In Bollywood, women are often depicted as the object of desire that the hero tries to win over or as accessories to their male counterparts. Only a very few current roles show women in powerful positions, and continue to reinforce disappointing gender stereotypes.
On the occassion of Women’s Day, Anushka Sharma and Bhumi Pednekar, who have long been a vocal advocate for women in the film industry, spoke up about the disturbing depiction of women in films and why they are making it a mission to define what femininity means in movies today.
Anushka was a teenager when she first started working in the showbiz and only 20 when she made her acting debut opposite Bollywood superstar Shah Rukh Khan in Rab Ne Bana Di Jodi, but over 13 years into her career, the actress has gained another reputation: keen-eyed producer. Specifically, Anushka has focused on unconventional stories with meaty roles for women like NH10, Pari, and Bulbbul.
Her instinct for what women want is being showcased on multiple platforms through her 8-year-old production company, Clean Slate Films. She says, “Our films have the power to impact change and if done correctly, films can also condition people to make them determine between what is right and what is wrong. By being clear about how we will portray women in cinema, we can alter the mindset of people towards how they perceive women and shatter age-old, regressive beliefs, customs and traditions.”
The actress, who has been a part of blockbusters like Sultan, Band Baaja Baaraat, Jab Tak hai Jaan, and Ae Dil hai Mushkil, says after years of seeing herself and other female actors getting treated as “an accessory” in the films, she decided to take it upon herself to fix the big problem.
“I think I have been conscious enough to select roles and films that I felt could contribute towards changing the portrayal of women on screen. It took a lot of self-belief for me to do this as an actor and then as a producer because I was somehow swimming against the tide and challenging the notion of how women were so far portrayed on screen.”
“It was liberating for me to stand up and do this for myself. I was done seeing myself as an accessory and I vowed that as a producer I will also not allow any woman to be portrayed regressively. So, my film choices and then my productions are a testimony to the fact that I’m committed towards sparking a conversation in society about equality, self-respect and empowerment,” she adds.
Another actress who is diligently working towards changing Bollywood for women is Bhumi Pednekar. With projects ranging from Dum Laga Ke Haisha to Sonchiriya and Dolly Kitty Aur Woh Chamakte Sitare, Bhumi has become a force in bringing diverse female-driven stories to the big screen with her powerful screen presence.
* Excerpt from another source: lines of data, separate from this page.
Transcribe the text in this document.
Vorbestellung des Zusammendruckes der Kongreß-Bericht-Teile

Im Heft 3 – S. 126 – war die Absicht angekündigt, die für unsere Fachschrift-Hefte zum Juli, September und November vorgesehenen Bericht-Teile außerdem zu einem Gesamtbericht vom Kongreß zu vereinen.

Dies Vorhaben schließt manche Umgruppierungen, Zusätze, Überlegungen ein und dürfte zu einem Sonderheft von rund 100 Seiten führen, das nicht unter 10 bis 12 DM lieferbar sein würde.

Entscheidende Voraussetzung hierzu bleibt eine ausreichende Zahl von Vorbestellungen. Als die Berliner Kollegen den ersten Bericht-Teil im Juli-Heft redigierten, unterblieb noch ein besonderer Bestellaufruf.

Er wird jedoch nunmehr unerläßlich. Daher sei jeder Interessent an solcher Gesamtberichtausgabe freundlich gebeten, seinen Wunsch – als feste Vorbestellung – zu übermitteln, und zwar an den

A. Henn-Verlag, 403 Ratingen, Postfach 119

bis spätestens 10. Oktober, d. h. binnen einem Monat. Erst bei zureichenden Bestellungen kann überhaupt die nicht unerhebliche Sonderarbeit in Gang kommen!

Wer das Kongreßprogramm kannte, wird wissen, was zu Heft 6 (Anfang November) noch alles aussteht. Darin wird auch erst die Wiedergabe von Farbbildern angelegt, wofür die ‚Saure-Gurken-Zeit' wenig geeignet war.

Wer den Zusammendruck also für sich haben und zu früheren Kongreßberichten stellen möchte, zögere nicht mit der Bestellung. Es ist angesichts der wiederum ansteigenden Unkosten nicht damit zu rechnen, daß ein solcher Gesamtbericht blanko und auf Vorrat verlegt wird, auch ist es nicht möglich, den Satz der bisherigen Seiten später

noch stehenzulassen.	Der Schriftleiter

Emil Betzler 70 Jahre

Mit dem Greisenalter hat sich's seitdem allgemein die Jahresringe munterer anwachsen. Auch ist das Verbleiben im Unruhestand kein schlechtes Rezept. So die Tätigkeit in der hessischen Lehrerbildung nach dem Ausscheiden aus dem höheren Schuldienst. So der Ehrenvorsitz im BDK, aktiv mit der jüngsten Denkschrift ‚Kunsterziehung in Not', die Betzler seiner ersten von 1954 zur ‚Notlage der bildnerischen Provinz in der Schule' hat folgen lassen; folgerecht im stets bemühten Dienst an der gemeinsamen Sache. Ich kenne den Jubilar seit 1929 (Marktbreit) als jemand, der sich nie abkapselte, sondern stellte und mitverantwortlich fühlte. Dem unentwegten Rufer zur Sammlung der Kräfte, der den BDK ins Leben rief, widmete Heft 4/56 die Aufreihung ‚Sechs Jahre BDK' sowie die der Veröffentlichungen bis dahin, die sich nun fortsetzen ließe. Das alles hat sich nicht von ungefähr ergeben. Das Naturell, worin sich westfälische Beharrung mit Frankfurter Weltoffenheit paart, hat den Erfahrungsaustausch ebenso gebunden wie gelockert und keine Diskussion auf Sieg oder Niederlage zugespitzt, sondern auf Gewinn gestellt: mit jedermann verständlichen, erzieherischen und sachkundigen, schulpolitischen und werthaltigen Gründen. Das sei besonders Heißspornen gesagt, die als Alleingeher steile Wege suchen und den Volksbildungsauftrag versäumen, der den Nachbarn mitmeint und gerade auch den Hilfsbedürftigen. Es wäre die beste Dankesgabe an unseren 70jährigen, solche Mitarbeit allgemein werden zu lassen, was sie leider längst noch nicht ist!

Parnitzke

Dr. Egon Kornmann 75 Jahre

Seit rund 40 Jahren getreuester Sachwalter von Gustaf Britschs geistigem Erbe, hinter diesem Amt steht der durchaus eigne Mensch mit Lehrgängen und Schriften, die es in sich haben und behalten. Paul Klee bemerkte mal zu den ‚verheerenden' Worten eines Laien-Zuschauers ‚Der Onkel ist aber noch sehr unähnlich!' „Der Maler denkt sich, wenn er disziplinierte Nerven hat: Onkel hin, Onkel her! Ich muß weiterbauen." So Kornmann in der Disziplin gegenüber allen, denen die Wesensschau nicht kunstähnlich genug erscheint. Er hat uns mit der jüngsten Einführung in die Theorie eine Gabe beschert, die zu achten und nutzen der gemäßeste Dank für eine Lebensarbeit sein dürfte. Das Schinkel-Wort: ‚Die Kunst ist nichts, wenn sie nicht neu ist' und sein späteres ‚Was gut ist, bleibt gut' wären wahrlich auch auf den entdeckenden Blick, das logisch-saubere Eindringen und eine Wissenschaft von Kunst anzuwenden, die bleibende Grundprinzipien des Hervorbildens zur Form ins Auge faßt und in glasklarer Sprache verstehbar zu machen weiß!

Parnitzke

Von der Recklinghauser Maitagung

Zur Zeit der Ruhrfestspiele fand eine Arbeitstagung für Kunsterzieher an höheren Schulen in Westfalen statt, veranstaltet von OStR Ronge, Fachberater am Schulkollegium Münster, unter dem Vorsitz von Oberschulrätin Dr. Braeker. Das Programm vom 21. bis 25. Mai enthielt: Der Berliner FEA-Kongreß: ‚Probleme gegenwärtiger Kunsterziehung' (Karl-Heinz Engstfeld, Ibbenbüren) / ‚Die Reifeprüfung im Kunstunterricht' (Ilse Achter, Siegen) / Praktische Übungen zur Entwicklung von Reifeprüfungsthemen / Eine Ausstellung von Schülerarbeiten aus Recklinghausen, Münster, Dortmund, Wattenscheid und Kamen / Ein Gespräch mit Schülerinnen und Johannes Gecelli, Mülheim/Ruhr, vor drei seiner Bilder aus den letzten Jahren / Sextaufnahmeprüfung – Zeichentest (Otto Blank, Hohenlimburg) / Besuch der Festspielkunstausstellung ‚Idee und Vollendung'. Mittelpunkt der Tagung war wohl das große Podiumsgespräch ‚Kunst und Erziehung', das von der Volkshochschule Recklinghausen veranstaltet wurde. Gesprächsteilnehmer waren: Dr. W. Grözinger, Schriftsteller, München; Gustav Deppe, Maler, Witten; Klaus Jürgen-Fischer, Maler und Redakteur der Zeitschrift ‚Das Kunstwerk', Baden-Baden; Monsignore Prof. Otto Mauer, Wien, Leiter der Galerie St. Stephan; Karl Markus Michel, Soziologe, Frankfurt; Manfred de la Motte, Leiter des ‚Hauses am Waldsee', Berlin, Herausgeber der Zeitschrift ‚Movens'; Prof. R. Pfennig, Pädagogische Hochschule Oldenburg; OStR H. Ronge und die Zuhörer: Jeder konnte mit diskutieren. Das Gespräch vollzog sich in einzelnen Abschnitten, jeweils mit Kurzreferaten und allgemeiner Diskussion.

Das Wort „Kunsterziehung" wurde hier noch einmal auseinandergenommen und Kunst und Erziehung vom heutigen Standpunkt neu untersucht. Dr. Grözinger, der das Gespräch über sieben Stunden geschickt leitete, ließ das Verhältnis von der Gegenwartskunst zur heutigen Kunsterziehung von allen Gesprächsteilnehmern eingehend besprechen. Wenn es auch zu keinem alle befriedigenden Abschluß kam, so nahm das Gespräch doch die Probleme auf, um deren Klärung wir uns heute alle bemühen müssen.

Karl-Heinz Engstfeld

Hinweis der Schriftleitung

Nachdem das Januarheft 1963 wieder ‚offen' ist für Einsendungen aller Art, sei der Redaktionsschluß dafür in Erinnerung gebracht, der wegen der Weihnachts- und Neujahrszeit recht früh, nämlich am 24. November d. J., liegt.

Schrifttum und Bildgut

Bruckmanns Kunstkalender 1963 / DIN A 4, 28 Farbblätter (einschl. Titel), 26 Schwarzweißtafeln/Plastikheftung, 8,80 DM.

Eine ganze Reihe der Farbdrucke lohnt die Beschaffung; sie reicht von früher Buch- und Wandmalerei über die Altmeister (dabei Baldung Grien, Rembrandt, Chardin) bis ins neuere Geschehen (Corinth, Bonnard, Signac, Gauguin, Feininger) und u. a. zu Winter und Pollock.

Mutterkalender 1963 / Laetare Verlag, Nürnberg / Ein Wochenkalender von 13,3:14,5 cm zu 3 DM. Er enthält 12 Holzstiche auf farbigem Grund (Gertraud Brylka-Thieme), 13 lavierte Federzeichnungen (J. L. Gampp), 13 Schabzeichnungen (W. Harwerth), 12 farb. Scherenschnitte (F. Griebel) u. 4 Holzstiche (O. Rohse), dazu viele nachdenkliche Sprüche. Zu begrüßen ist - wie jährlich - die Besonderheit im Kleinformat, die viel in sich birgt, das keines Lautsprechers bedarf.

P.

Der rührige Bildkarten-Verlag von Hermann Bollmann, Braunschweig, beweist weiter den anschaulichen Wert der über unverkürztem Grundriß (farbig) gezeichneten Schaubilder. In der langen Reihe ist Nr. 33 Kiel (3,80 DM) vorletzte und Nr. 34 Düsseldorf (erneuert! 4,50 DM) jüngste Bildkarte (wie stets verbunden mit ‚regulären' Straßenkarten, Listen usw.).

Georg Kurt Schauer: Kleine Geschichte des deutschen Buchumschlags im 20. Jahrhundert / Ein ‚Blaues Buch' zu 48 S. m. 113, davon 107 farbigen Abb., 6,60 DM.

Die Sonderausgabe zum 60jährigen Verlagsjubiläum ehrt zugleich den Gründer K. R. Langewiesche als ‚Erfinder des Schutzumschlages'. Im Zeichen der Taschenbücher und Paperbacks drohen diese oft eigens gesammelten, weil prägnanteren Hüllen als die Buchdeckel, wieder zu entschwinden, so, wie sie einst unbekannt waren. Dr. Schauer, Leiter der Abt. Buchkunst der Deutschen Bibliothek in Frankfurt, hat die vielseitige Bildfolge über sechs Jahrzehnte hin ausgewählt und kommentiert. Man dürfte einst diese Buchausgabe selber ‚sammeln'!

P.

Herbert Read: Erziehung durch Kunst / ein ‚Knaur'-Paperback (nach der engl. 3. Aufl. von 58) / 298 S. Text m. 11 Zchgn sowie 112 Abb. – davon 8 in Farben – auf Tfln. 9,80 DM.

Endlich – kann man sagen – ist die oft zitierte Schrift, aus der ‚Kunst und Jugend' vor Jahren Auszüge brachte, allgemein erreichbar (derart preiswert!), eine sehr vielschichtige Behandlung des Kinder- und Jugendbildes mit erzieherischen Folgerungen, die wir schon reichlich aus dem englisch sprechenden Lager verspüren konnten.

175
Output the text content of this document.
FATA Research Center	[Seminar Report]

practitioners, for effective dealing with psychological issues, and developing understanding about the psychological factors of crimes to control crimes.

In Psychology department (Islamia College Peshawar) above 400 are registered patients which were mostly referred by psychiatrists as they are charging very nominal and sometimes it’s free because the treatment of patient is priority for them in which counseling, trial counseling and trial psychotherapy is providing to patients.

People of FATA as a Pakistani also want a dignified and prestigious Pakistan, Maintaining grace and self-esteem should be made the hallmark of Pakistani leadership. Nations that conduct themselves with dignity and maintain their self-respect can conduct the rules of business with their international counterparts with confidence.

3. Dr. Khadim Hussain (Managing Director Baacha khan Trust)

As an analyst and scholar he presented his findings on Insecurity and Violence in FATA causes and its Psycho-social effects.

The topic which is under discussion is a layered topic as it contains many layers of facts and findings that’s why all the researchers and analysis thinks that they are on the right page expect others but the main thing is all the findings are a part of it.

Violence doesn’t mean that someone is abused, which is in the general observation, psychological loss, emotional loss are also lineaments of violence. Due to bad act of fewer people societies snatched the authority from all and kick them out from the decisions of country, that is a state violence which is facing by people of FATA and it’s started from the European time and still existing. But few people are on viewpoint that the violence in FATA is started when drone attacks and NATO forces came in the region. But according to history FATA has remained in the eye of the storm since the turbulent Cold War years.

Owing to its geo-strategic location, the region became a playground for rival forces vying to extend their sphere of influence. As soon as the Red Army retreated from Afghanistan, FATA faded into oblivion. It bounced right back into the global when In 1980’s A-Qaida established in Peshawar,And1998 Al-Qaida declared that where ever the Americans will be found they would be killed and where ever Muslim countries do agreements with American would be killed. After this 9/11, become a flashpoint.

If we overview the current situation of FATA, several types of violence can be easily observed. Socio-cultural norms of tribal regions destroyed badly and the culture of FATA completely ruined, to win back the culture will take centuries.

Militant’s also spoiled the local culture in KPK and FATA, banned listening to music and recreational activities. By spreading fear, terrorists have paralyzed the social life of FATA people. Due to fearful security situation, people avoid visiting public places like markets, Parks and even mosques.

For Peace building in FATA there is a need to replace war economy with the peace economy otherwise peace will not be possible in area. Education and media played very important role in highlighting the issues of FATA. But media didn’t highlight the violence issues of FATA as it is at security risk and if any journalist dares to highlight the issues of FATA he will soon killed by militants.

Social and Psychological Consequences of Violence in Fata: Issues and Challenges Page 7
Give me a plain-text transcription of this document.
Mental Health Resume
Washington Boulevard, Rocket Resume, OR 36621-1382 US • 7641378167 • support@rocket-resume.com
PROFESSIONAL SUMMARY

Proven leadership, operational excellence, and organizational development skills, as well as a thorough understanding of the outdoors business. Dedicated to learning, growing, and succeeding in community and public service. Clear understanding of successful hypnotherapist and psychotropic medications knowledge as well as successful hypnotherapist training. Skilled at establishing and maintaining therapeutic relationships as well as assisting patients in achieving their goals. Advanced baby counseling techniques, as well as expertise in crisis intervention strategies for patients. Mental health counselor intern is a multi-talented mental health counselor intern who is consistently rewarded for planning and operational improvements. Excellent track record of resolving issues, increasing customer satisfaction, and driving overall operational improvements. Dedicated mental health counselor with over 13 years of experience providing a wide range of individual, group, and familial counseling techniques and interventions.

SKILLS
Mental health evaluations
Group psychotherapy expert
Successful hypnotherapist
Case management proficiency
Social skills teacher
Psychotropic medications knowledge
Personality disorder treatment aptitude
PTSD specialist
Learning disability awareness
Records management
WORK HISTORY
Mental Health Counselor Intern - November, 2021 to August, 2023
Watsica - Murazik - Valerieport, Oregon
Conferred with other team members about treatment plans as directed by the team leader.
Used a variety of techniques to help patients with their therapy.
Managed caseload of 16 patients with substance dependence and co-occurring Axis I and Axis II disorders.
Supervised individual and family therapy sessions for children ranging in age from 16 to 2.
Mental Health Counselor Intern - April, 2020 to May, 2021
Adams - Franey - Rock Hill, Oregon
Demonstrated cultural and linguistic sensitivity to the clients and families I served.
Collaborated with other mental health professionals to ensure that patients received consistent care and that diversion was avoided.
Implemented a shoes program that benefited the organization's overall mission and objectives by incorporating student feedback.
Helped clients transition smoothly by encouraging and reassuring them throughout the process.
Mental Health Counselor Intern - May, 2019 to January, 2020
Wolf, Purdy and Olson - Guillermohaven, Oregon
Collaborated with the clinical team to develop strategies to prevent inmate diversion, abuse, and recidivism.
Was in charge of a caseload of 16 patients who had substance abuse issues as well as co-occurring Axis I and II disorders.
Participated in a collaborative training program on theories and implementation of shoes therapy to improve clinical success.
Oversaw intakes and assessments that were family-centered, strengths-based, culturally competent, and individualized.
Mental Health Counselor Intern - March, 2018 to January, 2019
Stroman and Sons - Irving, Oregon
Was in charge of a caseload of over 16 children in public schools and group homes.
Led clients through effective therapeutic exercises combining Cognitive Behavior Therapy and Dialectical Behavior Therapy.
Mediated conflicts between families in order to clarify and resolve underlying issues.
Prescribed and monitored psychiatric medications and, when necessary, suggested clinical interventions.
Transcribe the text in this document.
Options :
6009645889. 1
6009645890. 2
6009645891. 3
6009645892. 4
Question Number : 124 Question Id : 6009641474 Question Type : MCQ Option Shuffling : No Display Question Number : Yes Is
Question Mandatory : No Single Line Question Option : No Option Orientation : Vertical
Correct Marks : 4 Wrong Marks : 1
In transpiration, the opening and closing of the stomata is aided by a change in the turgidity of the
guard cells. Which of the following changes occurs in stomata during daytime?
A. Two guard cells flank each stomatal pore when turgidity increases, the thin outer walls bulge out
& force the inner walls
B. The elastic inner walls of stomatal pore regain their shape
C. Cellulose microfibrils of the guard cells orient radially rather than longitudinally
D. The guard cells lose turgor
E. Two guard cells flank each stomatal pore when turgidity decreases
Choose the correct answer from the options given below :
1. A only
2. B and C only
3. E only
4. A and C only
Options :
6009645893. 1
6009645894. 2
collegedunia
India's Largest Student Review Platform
The actress, who was recently appointed the face of Whisper’s #KeepGirlsinSchool campaign, says she does as much hardwork as her male counterparts in her movies but what she gets paid for them is nowhere closer to what her co-actors earn.
“It’s really tough but I feel you fight it out by calling out the sexism and making sure that the experience you have gone through as somebody who has just started off does not go through be it the pay gap that exists. Because the amount of hardwork that I put in in a film is as much as my male counterpart does but it’s just not the same,” Bhumi tells us.
“But I think you keep on going and you speak up for what’s right. You fight hard and you really prove your worth,” she concludes.